If you know a bit of modern C++ you will have use the std::vector<T> container a lot of times without even wondering what type you specify to instantiate the container. This is fine for every case except for on specific one, std::vector<bool>.

If you go to the std::vector specification you will find that there is only one specification which is std::vector<bool>. That’s because the bool type specification is implemented outside the standard std::vector<T> container. The reason for this could be pretty obvious and logic for you but it could also be a headache for others who try to use it.

As you may know one bool has the size of 1 byte in the C++ standard. This may make us think why we should use 8 bits when we can know if a bool is true or false just with 1 bit of information, if it’s either 1 = true or 0 = false. Well, that’s exactly what the C++ commitee thought back in the days and decided to use only 1 bit to represent the value in the container, in this way the can store up to 8 values just in 1 byte of memory which means 8 more values than using a standard boolean.

And with that decision is when the problems come. As you may know, a reference is just a memory adress to the beginning of a specific data, which means that you can point to the start of something and increase this position byte by byte.

C++
#include <vector>
#include <iostream>

int main() {
    std::vector<int> vector_int{1, 2};
    
    std::cout << &vector_int[0]; // 0x1e06eb0
    std::cout << &vector_int[1]; // 0x1e06eb4
}

As you can see the offset between the first and the second integer is 4 bytes because that is the size of an int in C++ standard. Now lets try the same with std::vector<bool>.

C++
#include <vector>
#include <iostream>

int main() {
    std::vector<bool> vector_bool{true, false};
    
    std::cout << &vector_bool[0]; // error: taking address of rvalue.
}

The error the compiler give us can be easily understandable by checking out std::vector<bool> specification.

  • Exposes class std::vector<bool>::reference as a method of accessing individual bits. In particular, objects of this class are returned by operator[] by value.

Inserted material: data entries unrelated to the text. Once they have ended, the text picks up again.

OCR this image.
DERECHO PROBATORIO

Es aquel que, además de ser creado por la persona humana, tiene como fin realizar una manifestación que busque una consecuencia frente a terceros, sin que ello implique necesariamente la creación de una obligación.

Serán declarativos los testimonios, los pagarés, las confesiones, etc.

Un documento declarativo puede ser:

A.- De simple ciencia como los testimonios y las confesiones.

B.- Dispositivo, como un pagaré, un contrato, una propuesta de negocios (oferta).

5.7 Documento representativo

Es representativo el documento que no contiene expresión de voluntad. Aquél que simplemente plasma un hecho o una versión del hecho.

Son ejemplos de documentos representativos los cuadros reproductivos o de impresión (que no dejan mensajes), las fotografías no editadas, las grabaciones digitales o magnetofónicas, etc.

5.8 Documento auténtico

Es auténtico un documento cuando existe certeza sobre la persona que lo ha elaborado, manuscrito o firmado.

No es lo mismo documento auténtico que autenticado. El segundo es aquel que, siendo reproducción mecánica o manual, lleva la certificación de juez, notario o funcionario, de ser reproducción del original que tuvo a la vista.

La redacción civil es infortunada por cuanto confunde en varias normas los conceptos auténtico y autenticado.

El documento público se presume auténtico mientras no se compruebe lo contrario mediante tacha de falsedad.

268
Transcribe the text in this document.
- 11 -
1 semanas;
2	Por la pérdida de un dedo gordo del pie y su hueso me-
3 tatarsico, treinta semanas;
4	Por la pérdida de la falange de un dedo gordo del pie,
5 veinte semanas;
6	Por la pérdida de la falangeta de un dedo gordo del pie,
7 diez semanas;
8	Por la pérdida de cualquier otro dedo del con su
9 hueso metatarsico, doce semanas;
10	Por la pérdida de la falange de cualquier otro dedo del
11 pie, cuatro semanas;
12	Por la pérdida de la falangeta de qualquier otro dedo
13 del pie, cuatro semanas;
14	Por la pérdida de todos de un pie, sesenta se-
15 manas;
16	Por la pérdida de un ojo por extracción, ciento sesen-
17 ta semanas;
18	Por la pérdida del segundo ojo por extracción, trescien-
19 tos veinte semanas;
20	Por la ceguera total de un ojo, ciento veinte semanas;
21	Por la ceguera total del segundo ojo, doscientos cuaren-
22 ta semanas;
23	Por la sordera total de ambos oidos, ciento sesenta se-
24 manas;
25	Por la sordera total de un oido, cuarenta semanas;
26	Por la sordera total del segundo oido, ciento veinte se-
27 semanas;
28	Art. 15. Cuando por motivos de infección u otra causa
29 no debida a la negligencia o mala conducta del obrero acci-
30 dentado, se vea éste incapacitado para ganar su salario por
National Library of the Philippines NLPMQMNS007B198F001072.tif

And for the same reason you can’t take values by reference using base-ranged loops which are implemented based on begin() and end().

C++
#include <vector>
#include <iostream>

int main() {
    std::vector<bool> vector_bool{false, true};
    std::vector<int> vector_int{1, 2, 3};

    for (int& i : vector_int) {
        // OK.
    }

    for (bool& b : vector_bool) {
        // error: cannot bind non-const lvalue reference of type 'bool&' to an rvalue of type 'bool'
    }
   
}

Finally, to show the final evidence about the difference between std::vector<T> and std::vector<bool> we can see their sizes in bytes.

C++
int main() {
    std::cout << sizeof(std::vector<int>);   // 24 bytes.
    std::cout << sizeof(std::vector<bool>);  // 40 bytes.
}